WASHINGTON — When, what to my wondering eyes should appear, but a miniature sleigh, and eight tiny reindeer.
And a penguin?
In case you missed the most pressing issue of the season — Santa’s race — Fox News’ Megyn Kelly reaped a whirlwind when she recently declared that not only is Santa white but so was Jesus.
“Santa is what he is,” she said. “Just because it makes you feel uncomfortable doesn’t mean it has to change. You know, I mean, Jesus was a white man, too.”
Kelly was directing her verdict to Slate blogger Aisha Harris, who wrote that Santa should be a penguin instead of a “fat white guy.” Harris recounted growing up with two Santas, one black and one white, but felt ashamed that her Santa was overshadowed by the more broadly accepted, default white Santa.
Not surprisingly, Kelly’s commentary earned her ridicule, mockery and a full-scale national debate (at least on cable TV, where time must be filled) and absurd charges of racism. Where is Chris Crocker when you need him: “Leave Megyn alone! She’s a human!”
Had Kelly ignored the article, we might not be engaged in this consequential conversation. No one but Kelly even mentioned Jesus. Instead, she has learned the lesson once articulated by P.J. O’Rourke: “Just as some things are too strange for fiction, others are too true for journalism.”
Obviously, Santa has always been white — at least in white households. And Jesus has to be white. Haven’t you seen all those stained-glass windows?
Except, seriously, he probably wasn’t. A Jew living in the Middle East 2,000 years ago — pre-sunscreen, not to mention at least 40 days wandering in the desert — Jesus probably wasn’t the light-skinned, brown-haired, sometimes blue-eyed lad most Americans of a certain age thought they knew.
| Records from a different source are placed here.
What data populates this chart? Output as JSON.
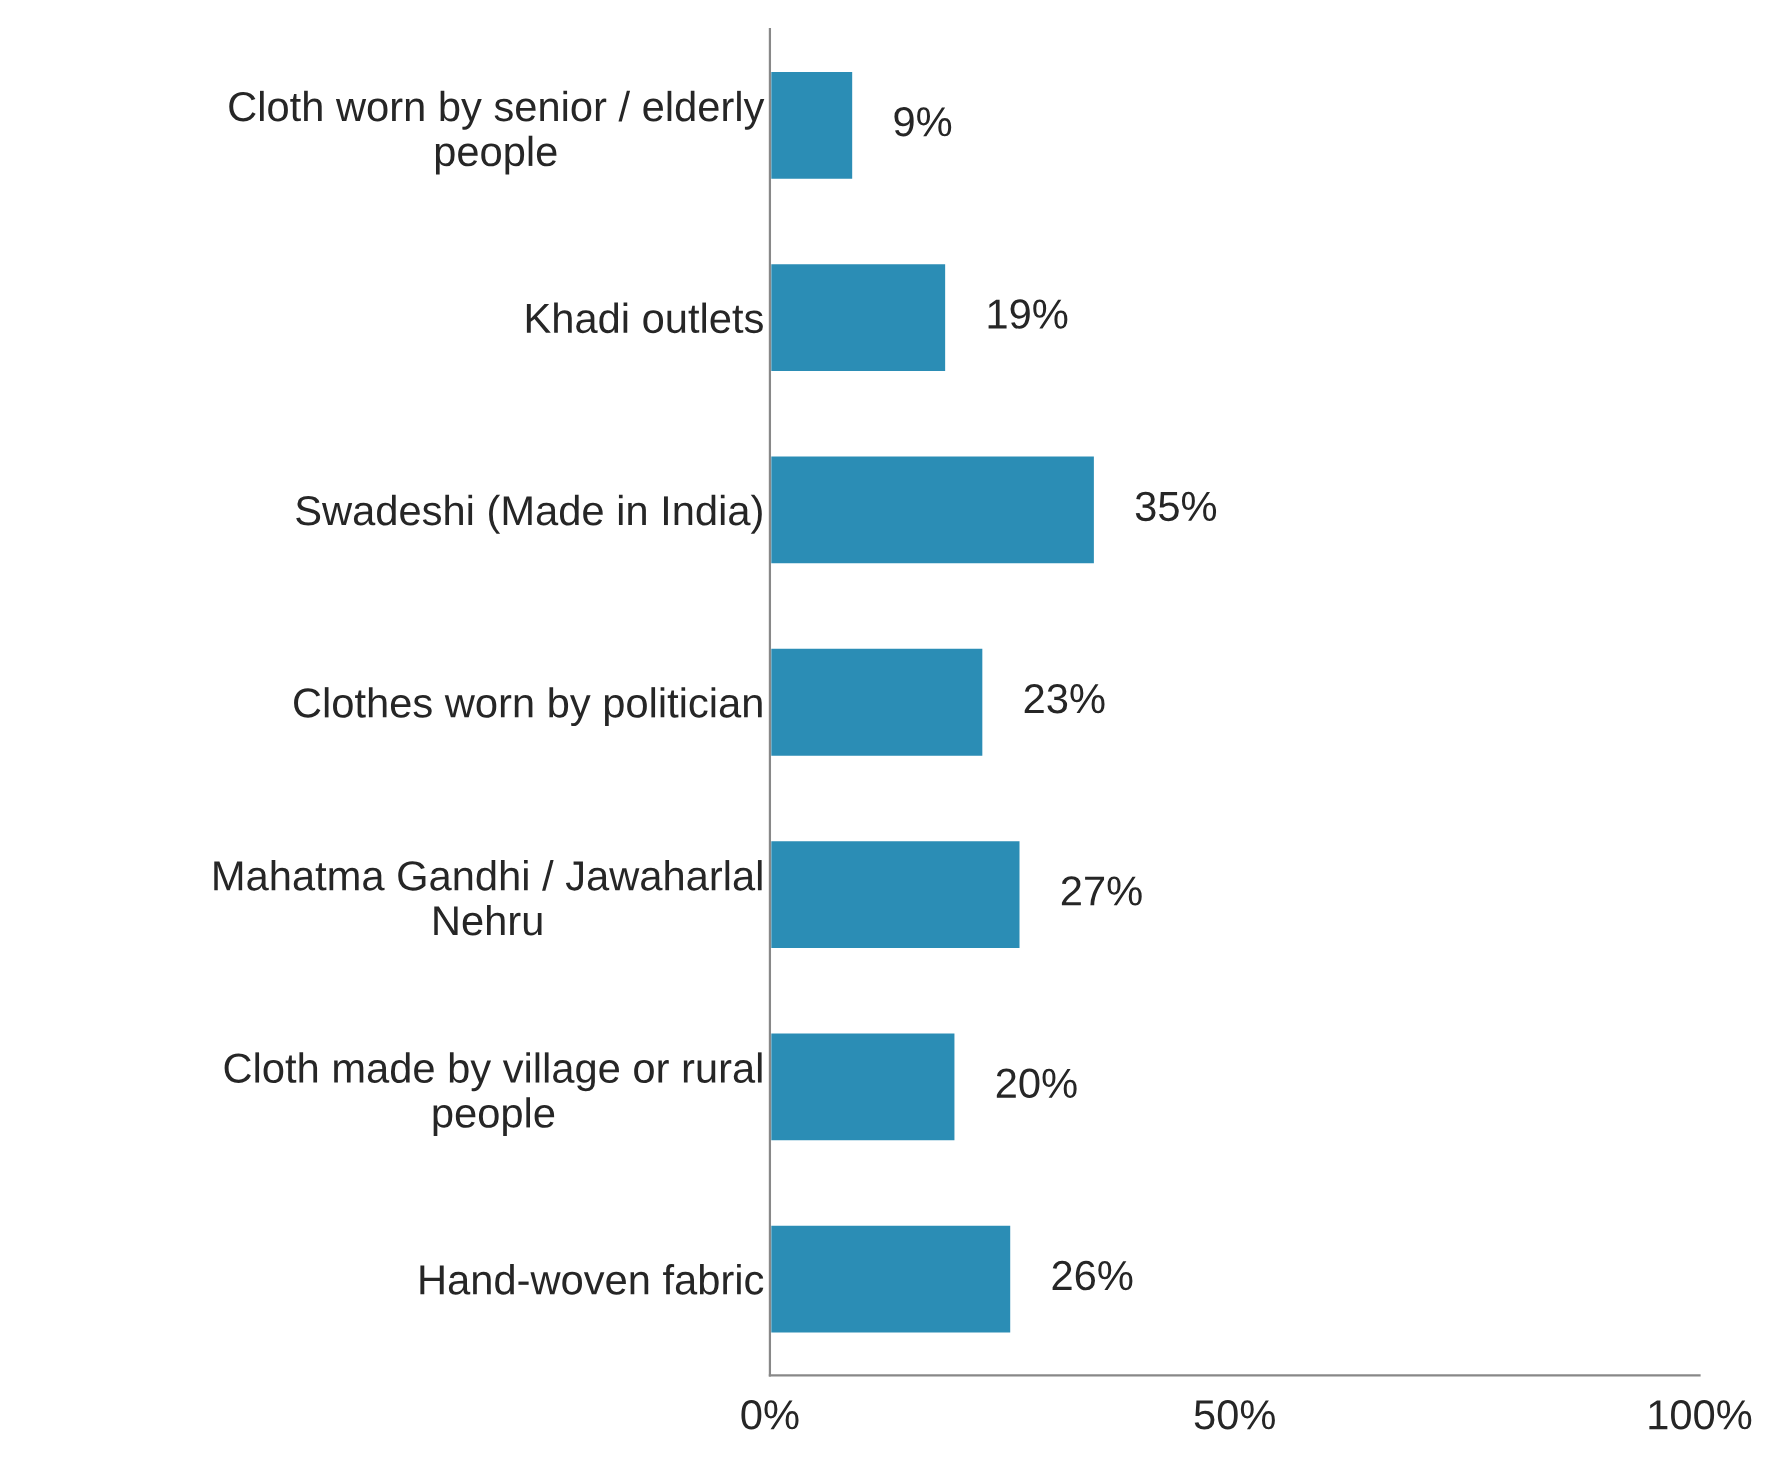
{
  "chart_data": {
    "type": "bar",
    "orientation": "horizontal",
    "categories": [
      "Cloth worn by senior / elderly\npeople",
      "Khadi outlets",
      "Swadeshi (Made in India)",
      "Clothes worn by politician",
      "Mahatma Gandhi / Jawaharlal\nNehru",
      "Cloth made by village or rural\npeople",
      "Hand-woven fabric"
    ],
    "values": [
      9,
      19,
      35,
      23,
      27,
      20,
      26
    ],
    "value_labels": [
      "9%",
      "19%",
      "35%",
      "23%",
      "27%",
      "20%",
      "26%"
    ],
    "color": "#2b8db5",
    "xlim": [
      0,
      100
    ],
    "xticks": [
      {
        "value": 0,
        "label": "0%"
      },
      {
        "value": 50,
        "label": "50%"
      },
      {
        "value": 100,
        "label": "100%"
      }
    ],
    "grid": false,
    "legend": false
  }
}
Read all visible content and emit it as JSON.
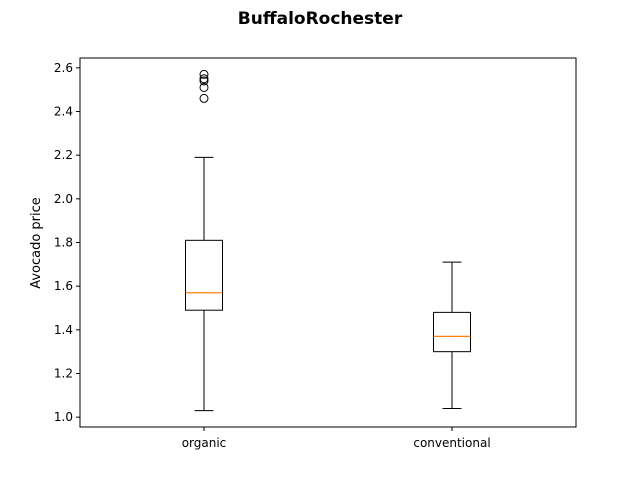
{
  "chart_data": {
    "type": "box",
    "title": "BuffaloRochester",
    "xlabel": "",
    "ylabel": "Avocado price",
    "ylim": [
      0.955,
      2.645
    ],
    "yticks": [
      "1.0",
      "1.2",
      "1.4",
      "1.6",
      "1.8",
      "2.0",
      "2.2",
      "2.4",
      "2.6"
    ],
    "grid": false,
    "legend": "none",
    "categories": [
      "organic",
      "conventional"
    ],
    "boxes": [
      {
        "category": "organic",
        "whisker_low": 1.03,
        "q1": 1.49,
        "median": 1.57,
        "q3": 1.81,
        "whisker_high": 2.19,
        "outliers": [
          2.46,
          2.51,
          2.54,
          2.55,
          2.57
        ]
      },
      {
        "category": "conventional",
        "whisker_low": 1.04,
        "q1": 1.3,
        "median": 1.37,
        "q3": 1.48,
        "whisker_high": 1.71,
        "outliers": []
      }
    ],
    "colors": {
      "box": "#000000",
      "median": "#ff7f0e",
      "outlier": "#000000"
    }
  }
}
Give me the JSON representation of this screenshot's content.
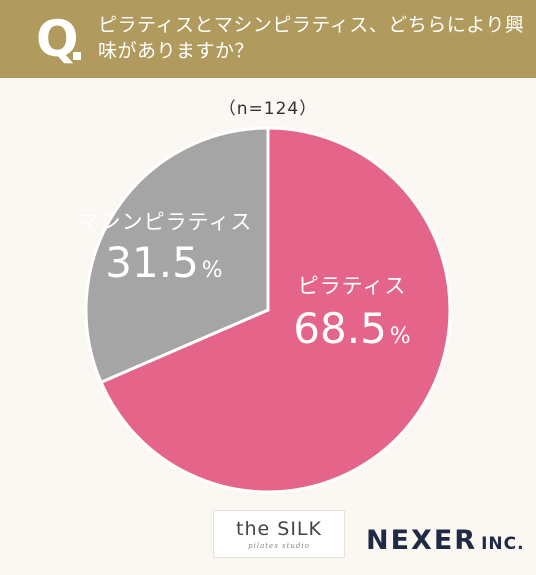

As a child I often wondered how black people felt about Jesus and, therefore, God being white. There was a lovely little African-American church on the corner of Gervais and Millwood in Columbia, S.C., where I visited family during the summer, that featured the familiar image of Jesus kneeling in Gethsemane. He was beautiful in a Brad Pitt Legends-of-the-Fall kind of way, so I had a little crush. But I never passed that church without also thinking about the worshipers inside. Didn’t they want a Jesus who looked like them?
And, by extrapolation, a Santa?
Well, yes, it turns out that many did and do, including Harris.
This story would have no flippers if it didn’t hint at a larger issue that isn’t really about race. The skin color of magical elves who fly around in reindeer-drawn sleighs is a far easier conversation than the broader iconoclasm that is really at the root of what Kelly perhaps intuited but failed to convey. But then cable TV, tethered as it is to hits, blips and buzz, doesn’t often lend itself to deep reflection.
It should be no surprise that, as demographics shift, so do cultural icons. It is also understandable that such challenges would be unsettling to many, but there are more sophisticated ways of discussing them without resorting to “The War on (fill in the blank).”
Among other reasons, war demands victory rather than understanding.
At first glance, Santa, the most innocent of icons, seems a gratuitous target for revision. Looking closer, however, diversifying Santa in a nation that elected a black president seems appropriate. When you make up stuff, you can make it up again.
Besides, very young children are oblivious to race. Assuming no racial animus at home, most children would as eagerly climb on the lap of a jolly black Santa as a white one (or any other race/ethnicity). They only want the thrill of the gift and the reassurance (note to New York’s brawling Santas) that all is right with the world.
This is the true gift of Santa. He is a gentle grandfather — a benevolent figure to whom all impossibilities can be presented and conquered. As such, he is a human gesture of kindness to children whose innocence will be ravaged soon enough.
Myths transcend race and serve purposes beyond the material.
They elevate our spirits, impart hope and convey values: It is better to give than to receive. Such lessons are more pleasantly absorbed when visions of sugar plums are dancing in our heads.
Which is probably what Kelly meant to say, and might have added: Just because something makes you comfortable doesn’t mean you shouldn’t change it.
KATHLEEN PARKER writes for the Orlando Sentinel. Her column is distributed by Washington Post Writers Group.